26. Hati yang Berbicara

1.3K 76 30
                                    

"Lukai aku sekali, akan ku cintaimu seribu kali. Patahkan aku kembali, ku terima semuanya tanpa terkecuali."

****

Hanin Dhiya - Kau Yang Sembunyi (baper kok wkwk)

****

"Apa lo cinta gue?"

Sekejap itu juga, Sella menahan napas. Matanya memejam. Zarka kembali memundurkam tubuhnya ke belakang. Dan perlahan, Sella membuka mata. Keduanya mendadak saling membuang pandangan masing-masing.

"Gue ... nggak tau, Ka ...," lirih Sella, setitik air matanya tiba-tiba jatuh.

Senyum tipis mengembang dari sudut bibir Zarka. "Gue udah tau. Apa tadi lo terpaksa nerimanya?"

Diam.

"Kalo emang lo belom siap, dan hati lo masih tertutup buat gue ..." Zarka menarik rambutnya ke belakang. "Gue ngerti," sambungnya.

"Apa karena gue begini, lo nyerah?" tanya Sella, memberanikan diri untuk menatap Zarka yang melihat bangunan rumahnya dari kaca mobil.

Zarka ikut menoleh. "Apa masih ada harapan untuk gue menunggu lo agar mencintai gue?"

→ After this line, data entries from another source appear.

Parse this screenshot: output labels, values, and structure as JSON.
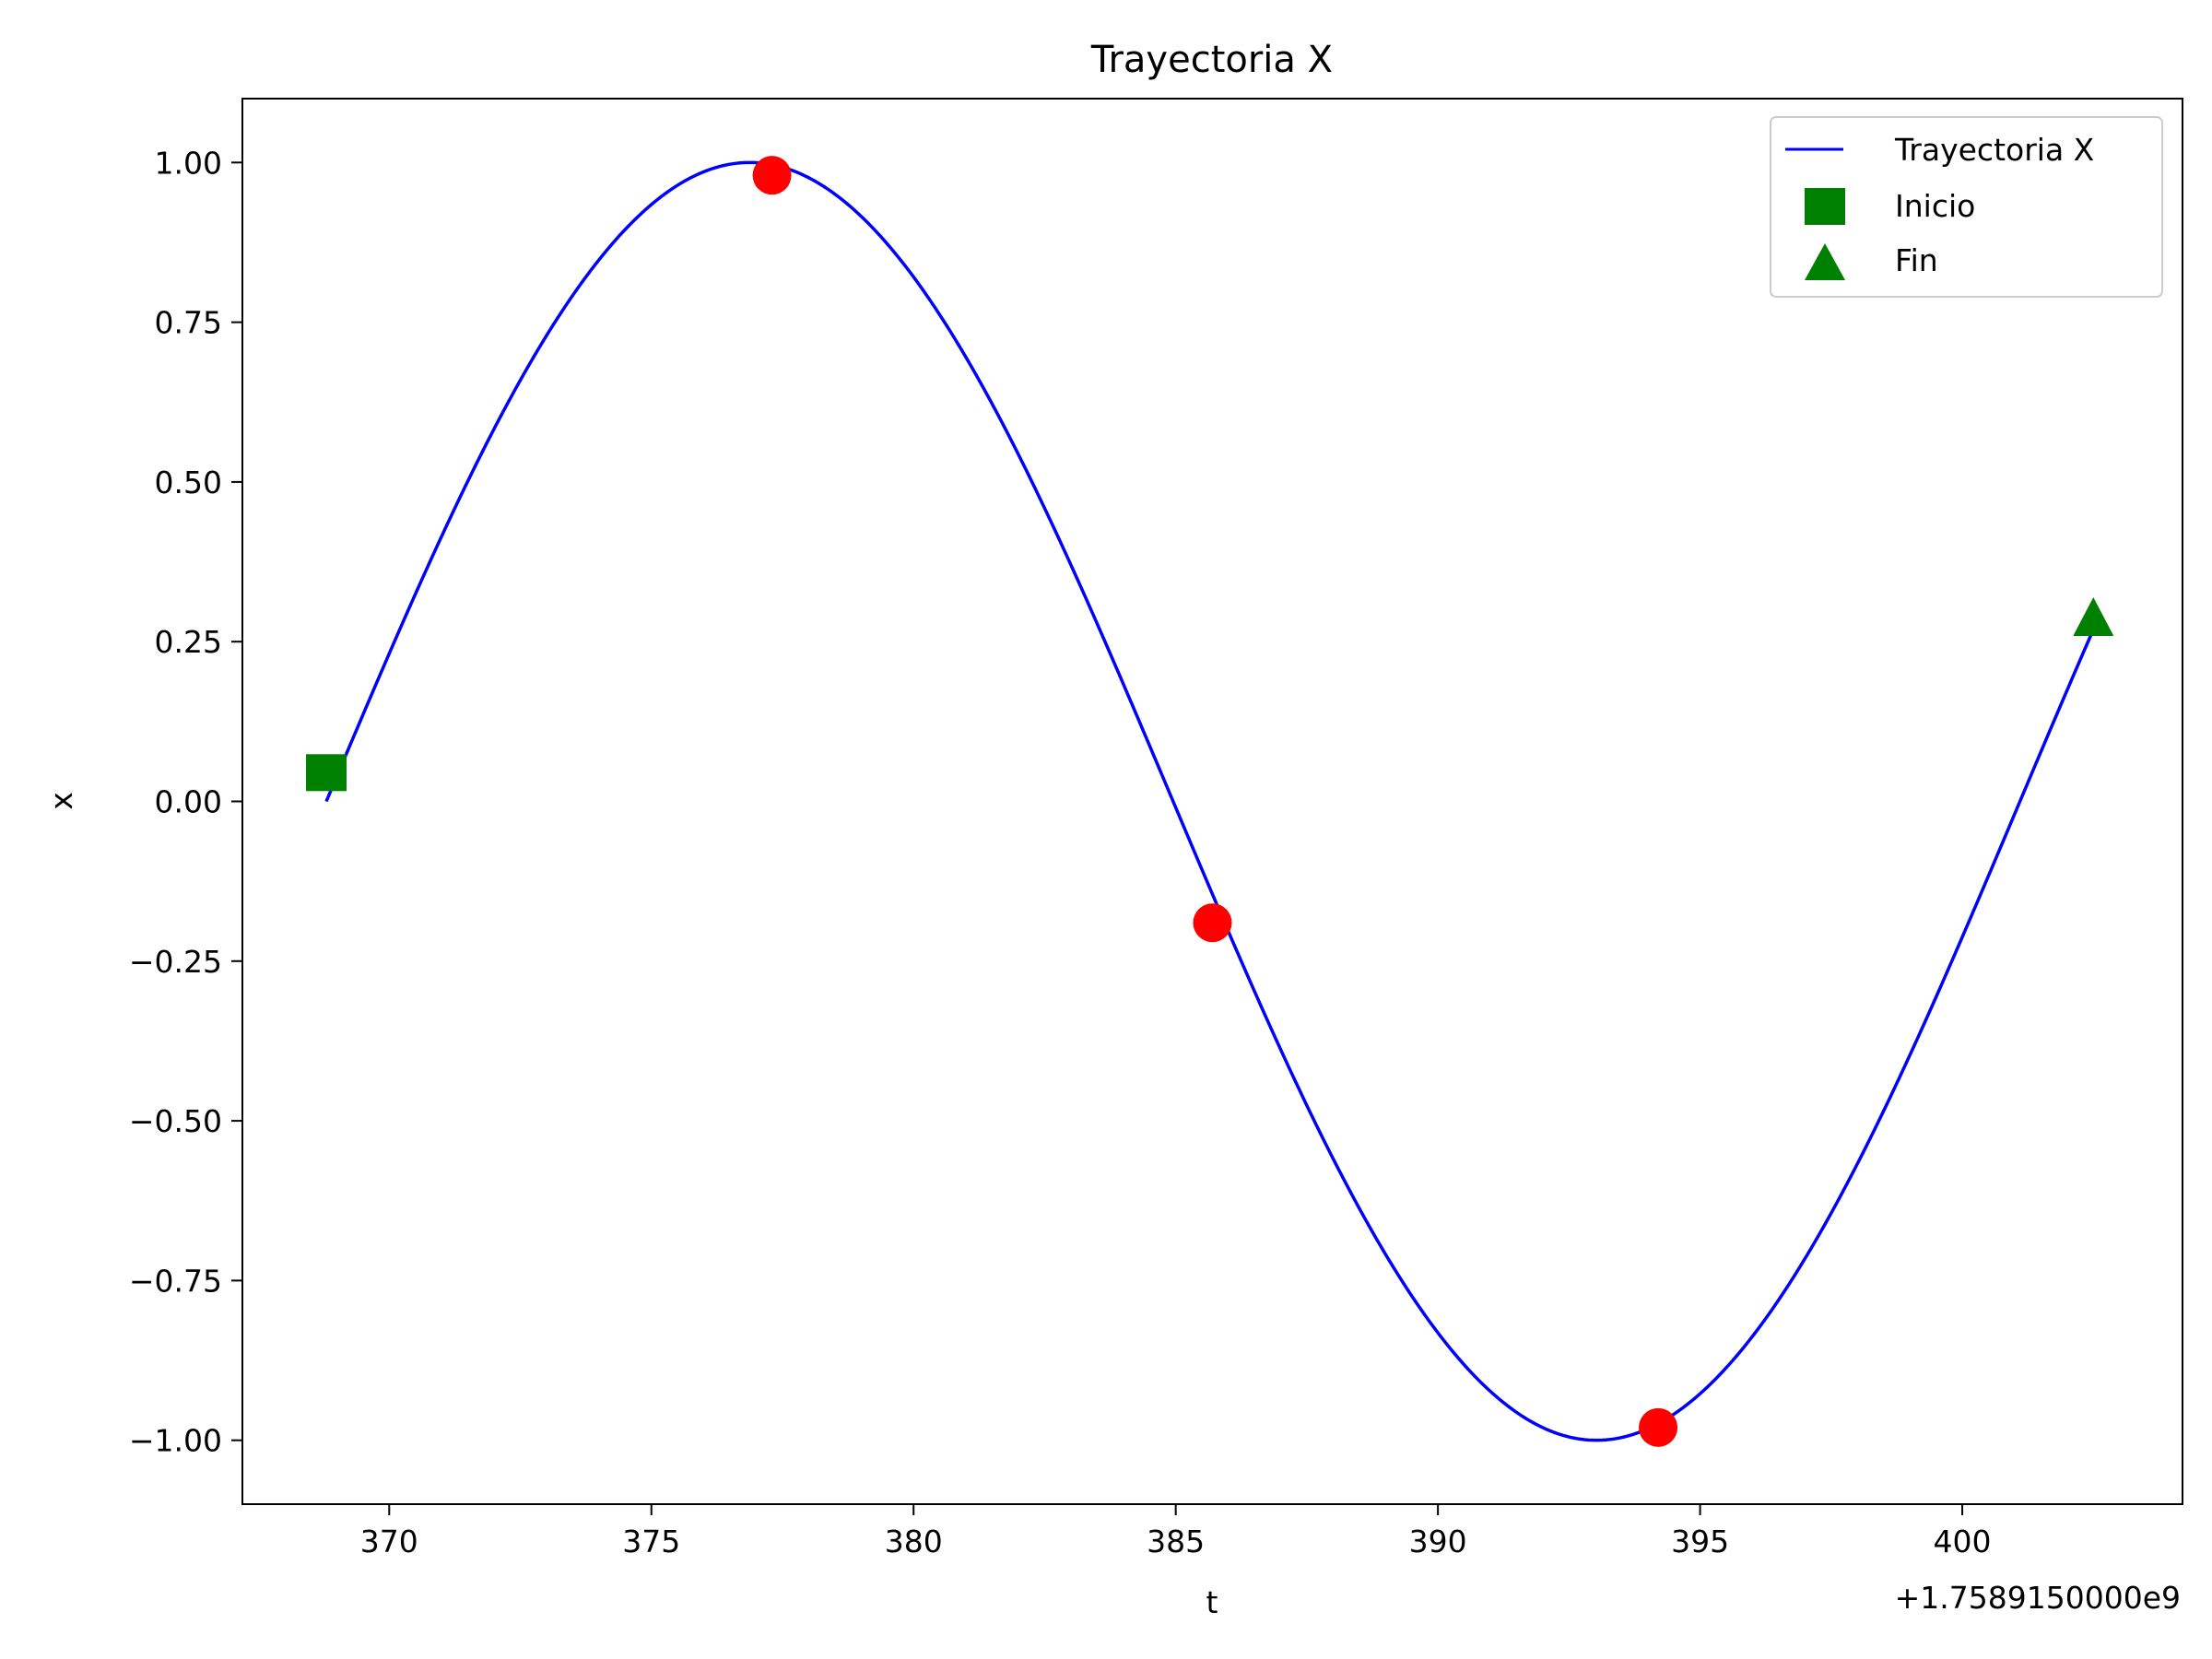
{
  "chart_data": {
    "type": "line",
    "title": "Trayectoria X",
    "xlabel": "t",
    "ylabel": "x",
    "x_offset_label": "+1.7589150000e9",
    "xlim": [
      367.2,
      404.2
    ],
    "ylim": [
      -1.1,
      1.1
    ],
    "x_ticks": [
      370,
      375,
      380,
      385,
      390,
      395,
      400
    ],
    "x_tick_labels": [
      "370",
      "375",
      "380",
      "385",
      "390",
      "395",
      "400"
    ],
    "y_ticks": [
      1.0,
      0.75,
      0.5,
      0.25,
      0.0,
      -0.25,
      -0.5,
      -0.75,
      -1.0
    ],
    "y_tick_labels": [
      "1.00",
      "0.75",
      "0.50",
      "0.25",
      "0.00",
      "−0.25",
      "−0.50",
      "−0.75",
      "−1.00"
    ],
    "grid": false,
    "legend_position": "top-right",
    "series": [
      {
        "name": "Trayectoria X",
        "kind": "line",
        "color": "#0000ff",
        "function": "sin",
        "amplitude": 1.0,
        "period": 32.3,
        "phase_zero_t": 368.8,
        "x_start": 368.8,
        "x_end": 402.5
      },
      {
        "name": "Inicio",
        "kind": "marker",
        "marker": "square",
        "color": "#008000",
        "points": [
          {
            "x": 368.8,
            "y": 0.045
          }
        ]
      },
      {
        "name": "Fin",
        "kind": "marker",
        "marker": "triangle",
        "color": "#008000",
        "points": [
          {
            "x": 402.5,
            "y": 0.285
          }
        ]
      },
      {
        "name": "",
        "kind": "marker",
        "marker": "circle",
        "color": "#ff0000",
        "points": [
          {
            "x": 377.3,
            "y": 0.98
          },
          {
            "x": 385.7,
            "y": -0.19
          },
          {
            "x": 394.2,
            "y": -0.98
          }
        ]
      }
    ],
    "legend": [
      "Trayectoria X",
      "Inicio",
      "Fin"
    ]
  }
}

Pelan, Sella mengangguk. Hatinya menjerit membangun hawa ingin merengkuh lelaki di sampingnya. Dari kedua bola mata indah Zarka, Sella melihat ada kerapuhan yang terpendam di sana. Dari senyum palsu yang diukir Zarka, sangat terlihat bahwa ada kebohongan yang terkubur dalam. Itu semua sangat dirasakan oleh dirinya sendiri, merasa miris karena kisah hidup Zarka yang seperti ini.

"Kalo kata orang ... cinta itu akan tumbuh dengan sendirinya seiring berjalannya waktu. Dan gue setuju." Tanpa sadar, satu tangannya sudah menepuk pelan pundak Zarka.

Tatapan Zarka sangat dalam, seolah dengan tatapannya, ia bisa menenggelamkan sesuatu, dan terhanyut dalam pautannya. "Makasih. Gue akan nunggu lo."

Wajah Sella kembali seperti semula, membuang pandangan dari kontak matanya dengan Zarka. Ia mengendurkan pegangannya dan perlahan, Sella membuka pintu mobil di sampingnya, tidak lupa menenteng heels miliknya yang tadi patah.

Brak. Sella menutup pintu yang tadi dibukanya dengan pelan dan berjalan dengan lesu. Zarka bisa memandang dengan jelas dari kaca yang terbentang luas di depannya. Zarka mengeratkan genggamannya di stir, matanya tidak lepas melihat perempuan yang berjalan di hadapan matanya.

Cukup. Ini sangat sakit. Zarka melirih di dalam hati.

Sudah berada di depan gerbang yang menjulang tinggi, ia melambaikan tangannya lemas ke arah Zarka yang memandangnya. Senyuman tipis selalu terulas di bibir Zarka. Setelah itu, deruman halus yang disebabkan dari mesin mobil Zarka kembali terdengar.

Sempat kembali menenggelamkan tatapannya, lalu, Zarka menginjak pedal gas dengan kecepatan yang bisa terbilang cukup cepat dan berakhir menyisakan kepulan asap mobil yang terbang bersama udara.

"Nyatanya gue tahu kalau selama ini lo bersandiwara, Zarka ..."

****

Sesampainya di rumah, Zarka langsung memasuki ruang kamarnya dengan perasaan berkecamuk. Di kamar tidak ada sosok Alfi. Zarka melirik arloji hitamnya, jarum panjang tertuju pada angka 12 dan jarum pendeknya pun tertuju pada angka yang sama, berarti sekarang telah memasuki kawasan jam malam.